Goodson sees the gender diversity on the court as healthy, too.
“We’re not robots here at the Supreme Court. Our humanity does play into decisions we make because we are relying on our judgment,” she said. “The law is not completely black and white. There is a lot of gray. That’s when you rely on a discernment of spirit to find the right answer. That’s what makes our conference room with seven people such a rich experience. Those different perspectives keep us sharp and true and accountable to one another and ourselves when it comes to a gray area.”
Baker agrees.
“The law is the law and it doesn’t necessarily have a male or female perspective,” Baker said. “At the same time, all of us bring our backgrounds with us to the conference room when we discuss those cases. We all have varied experience, which is good because if we all had the same perspective, there would be no need to have seven of us.”
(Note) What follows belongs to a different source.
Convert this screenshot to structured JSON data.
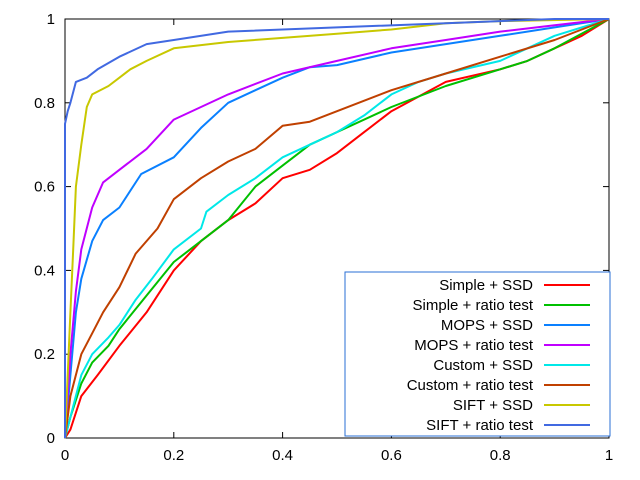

Hart, however, is a little more measured in her response.
“I think that women have a lot of opportunities in the law. I think it’s like many other professions,” said Hart. “The law is a jealous mistress. If you’re going to be in the law, you need to be in the law. I think a lot of the young women want it all. They want to have the family, the children, the law practice and I think that’s a tough road for them to hoe.”
Justice Tuck said the year she joined the court as its first elected female member, there were other new justices and that all of that contributed to changing dynamics. She thinks her female perspective and family law background brought a new viewpoint to deliberations.
“I brought a perspective to it that I don’t think they had,” Tuck said. “All of us bring something very different to the table.”
She notes that there have also been big advances for women at the lower court levels, too.
As for the future and the prospect that women could soon make up a majority on the Arkansas Supreme Court, well, Tuck is enthusiastic about that scenario.
“I think it’s absolutely wonderful and I was very concerned – I shouldn’t have been – but I was concerned that I would be there and nobody else would run,” Tuck says. “I think if we get a majority, that will be a new day.”